The dataset used in this project was obtained from Kaggle (https://www.kaggle.com/yamaerenay/spotify-dataset-19212020-160k-tracks), and contains the audio features of about 175,000 songs in the Spotify database released between 1921 and 2021. The first visualization (scatterplot) represents a random sampling of 1000 tracks from the dataset, while the other visualizations represent the entire dataset.
As an avid music listener, this project presented an opportunity to dive deeper into understanding one of my interests from the perspective of a data scientist. Are there any common relationships or correlations between the various attributes of tracks? Are there any significant trends in the types of published music? How do the qualities of my favorite songs compare to the "average" song? All of these questions are explored through the visualizations created.

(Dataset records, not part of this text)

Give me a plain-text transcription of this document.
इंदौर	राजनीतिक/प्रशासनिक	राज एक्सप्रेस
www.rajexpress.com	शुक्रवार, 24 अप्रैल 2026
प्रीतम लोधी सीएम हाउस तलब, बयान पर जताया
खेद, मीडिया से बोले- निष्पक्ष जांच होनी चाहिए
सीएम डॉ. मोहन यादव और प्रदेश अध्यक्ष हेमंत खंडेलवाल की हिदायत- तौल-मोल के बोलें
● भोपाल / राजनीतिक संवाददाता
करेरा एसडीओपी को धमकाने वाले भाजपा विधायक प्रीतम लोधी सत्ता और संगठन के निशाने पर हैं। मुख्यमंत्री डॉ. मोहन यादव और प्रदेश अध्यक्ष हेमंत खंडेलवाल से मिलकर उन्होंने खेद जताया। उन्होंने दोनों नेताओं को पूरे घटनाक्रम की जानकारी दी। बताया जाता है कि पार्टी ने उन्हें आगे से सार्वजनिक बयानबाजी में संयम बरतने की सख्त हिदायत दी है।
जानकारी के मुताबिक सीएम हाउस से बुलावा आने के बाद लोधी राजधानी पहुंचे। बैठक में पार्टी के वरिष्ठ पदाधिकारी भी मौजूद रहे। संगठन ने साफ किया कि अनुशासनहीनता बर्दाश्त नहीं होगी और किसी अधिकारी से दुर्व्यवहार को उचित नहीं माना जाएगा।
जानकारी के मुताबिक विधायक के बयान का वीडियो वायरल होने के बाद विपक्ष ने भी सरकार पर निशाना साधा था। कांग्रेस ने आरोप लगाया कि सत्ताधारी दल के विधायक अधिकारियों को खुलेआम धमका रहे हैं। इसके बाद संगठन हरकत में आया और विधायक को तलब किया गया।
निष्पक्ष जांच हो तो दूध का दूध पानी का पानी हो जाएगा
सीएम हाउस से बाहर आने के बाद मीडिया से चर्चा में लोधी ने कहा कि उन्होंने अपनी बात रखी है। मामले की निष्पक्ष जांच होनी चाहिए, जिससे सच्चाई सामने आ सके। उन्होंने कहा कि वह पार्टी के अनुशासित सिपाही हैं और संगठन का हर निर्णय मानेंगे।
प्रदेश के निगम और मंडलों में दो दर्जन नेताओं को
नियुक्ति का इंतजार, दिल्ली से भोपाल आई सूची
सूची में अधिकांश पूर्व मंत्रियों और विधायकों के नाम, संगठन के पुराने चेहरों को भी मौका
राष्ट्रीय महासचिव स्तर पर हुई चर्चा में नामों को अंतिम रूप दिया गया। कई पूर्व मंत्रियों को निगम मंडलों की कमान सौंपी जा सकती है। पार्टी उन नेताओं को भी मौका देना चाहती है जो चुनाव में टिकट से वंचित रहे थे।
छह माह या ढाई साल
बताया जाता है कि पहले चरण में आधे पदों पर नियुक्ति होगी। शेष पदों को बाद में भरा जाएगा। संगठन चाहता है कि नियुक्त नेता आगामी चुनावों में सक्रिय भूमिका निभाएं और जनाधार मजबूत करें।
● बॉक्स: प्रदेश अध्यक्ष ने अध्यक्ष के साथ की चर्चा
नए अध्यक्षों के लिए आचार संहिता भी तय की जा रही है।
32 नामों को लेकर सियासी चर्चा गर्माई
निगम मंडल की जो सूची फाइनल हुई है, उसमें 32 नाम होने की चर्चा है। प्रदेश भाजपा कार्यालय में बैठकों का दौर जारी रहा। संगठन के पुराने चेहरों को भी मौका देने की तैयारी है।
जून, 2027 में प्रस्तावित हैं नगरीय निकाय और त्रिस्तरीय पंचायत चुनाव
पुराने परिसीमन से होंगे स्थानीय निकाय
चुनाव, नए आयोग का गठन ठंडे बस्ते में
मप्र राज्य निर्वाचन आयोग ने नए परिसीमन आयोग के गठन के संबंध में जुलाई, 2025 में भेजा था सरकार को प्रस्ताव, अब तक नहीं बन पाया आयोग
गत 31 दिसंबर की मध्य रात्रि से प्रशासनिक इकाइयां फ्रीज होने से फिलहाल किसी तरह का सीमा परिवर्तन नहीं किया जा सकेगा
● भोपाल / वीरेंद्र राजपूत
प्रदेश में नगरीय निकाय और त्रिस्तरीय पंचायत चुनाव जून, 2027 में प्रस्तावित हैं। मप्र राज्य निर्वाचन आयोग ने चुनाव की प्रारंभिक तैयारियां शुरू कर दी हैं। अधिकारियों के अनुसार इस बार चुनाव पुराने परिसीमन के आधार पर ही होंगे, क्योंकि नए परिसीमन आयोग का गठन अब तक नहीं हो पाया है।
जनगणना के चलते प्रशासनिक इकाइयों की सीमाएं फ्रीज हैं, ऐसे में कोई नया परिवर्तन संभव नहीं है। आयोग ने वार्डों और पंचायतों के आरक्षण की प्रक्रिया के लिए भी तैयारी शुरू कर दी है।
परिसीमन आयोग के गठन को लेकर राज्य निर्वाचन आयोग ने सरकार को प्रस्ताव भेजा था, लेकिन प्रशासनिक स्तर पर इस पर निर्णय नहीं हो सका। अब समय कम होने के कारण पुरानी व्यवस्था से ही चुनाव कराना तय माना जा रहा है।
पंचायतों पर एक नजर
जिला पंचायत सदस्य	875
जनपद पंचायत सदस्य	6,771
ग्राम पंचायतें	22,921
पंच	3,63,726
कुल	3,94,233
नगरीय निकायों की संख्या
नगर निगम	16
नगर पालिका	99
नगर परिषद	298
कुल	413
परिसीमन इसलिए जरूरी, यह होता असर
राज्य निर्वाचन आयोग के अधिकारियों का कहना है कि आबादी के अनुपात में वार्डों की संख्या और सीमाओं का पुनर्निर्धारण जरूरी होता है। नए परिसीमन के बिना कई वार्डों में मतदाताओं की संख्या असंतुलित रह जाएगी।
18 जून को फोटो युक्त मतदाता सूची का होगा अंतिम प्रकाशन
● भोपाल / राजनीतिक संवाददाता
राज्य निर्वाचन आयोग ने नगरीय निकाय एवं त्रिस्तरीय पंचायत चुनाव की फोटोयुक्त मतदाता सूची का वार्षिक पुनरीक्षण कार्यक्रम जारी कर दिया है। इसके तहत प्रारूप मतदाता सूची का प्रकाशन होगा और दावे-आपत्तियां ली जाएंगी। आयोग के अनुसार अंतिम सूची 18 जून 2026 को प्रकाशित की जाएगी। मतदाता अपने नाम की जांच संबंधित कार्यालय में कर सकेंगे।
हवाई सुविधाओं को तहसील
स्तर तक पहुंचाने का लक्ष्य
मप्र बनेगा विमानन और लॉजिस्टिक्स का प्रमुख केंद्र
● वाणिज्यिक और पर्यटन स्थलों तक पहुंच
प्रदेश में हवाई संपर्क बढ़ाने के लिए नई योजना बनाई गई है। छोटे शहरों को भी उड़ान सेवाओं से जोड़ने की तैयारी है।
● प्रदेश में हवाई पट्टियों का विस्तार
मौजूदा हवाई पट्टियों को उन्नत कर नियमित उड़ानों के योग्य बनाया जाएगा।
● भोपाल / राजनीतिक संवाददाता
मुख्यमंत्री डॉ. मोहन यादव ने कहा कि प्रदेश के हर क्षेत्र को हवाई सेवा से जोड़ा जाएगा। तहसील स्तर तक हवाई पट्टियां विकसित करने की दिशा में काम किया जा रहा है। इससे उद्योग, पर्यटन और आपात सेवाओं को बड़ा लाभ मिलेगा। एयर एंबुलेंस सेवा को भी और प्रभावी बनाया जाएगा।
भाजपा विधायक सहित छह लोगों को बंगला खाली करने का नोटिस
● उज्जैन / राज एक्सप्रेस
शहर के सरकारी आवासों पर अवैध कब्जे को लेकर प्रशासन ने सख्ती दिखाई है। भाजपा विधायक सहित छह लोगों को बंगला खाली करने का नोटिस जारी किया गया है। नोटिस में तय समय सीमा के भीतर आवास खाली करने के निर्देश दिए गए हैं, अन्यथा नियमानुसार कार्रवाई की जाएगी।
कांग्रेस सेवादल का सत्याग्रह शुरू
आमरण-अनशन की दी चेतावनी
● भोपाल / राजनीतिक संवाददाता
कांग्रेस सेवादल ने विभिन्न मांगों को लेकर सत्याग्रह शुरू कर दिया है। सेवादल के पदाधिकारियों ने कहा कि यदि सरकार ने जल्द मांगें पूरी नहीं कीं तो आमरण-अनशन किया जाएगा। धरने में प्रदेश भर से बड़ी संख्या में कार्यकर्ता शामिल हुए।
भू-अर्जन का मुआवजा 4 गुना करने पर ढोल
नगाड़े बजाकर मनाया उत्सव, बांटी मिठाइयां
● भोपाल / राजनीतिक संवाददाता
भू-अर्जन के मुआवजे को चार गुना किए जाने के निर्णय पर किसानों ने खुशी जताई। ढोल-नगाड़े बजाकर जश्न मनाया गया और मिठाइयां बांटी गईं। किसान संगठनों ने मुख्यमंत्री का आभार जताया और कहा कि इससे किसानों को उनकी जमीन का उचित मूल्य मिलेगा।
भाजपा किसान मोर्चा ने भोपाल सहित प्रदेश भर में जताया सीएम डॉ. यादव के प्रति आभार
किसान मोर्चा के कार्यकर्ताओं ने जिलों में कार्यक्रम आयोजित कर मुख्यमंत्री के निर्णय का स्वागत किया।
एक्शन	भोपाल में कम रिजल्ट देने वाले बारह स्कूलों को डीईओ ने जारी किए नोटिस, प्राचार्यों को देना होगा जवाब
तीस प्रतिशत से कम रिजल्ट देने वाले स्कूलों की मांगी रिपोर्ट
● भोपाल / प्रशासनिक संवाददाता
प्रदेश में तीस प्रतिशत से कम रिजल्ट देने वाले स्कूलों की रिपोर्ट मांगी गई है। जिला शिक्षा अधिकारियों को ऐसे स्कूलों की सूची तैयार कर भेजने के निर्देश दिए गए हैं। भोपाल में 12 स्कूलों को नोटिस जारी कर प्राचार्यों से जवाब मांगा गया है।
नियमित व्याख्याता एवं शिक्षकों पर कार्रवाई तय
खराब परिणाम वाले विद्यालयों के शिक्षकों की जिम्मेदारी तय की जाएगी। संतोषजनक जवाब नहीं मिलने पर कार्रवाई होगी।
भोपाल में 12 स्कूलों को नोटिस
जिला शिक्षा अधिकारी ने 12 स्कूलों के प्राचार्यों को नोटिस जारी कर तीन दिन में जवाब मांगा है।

In the first visualization, I was surprised to see correlations weaker than what
was expected across several relationships. For example, a strong positive correlation was expected between
danceability and tempo (faster songs are better to dance to). Instead, a very weak correlation existed.
Across attributes, correlations tend to fall between -0.5 and +0.5, representing weak to moderate relationships.
In the second visualization, there appears to be a significant shift in trends beginning in
the 1950s. Most significantly, acousticness begins to plummet and energy rises rapidly around this time.
Moreover, year-to-year averages appear much more chaotic prior to 1950. Another trend of note is that in the
1990s, the percentage of tracks that are explicit rises dramatically. This can likely be attributed to the rise
of hip-hop and rap music, which is frequently explicit.
With the third visualization being user-directed, insights will be unique to each person using it.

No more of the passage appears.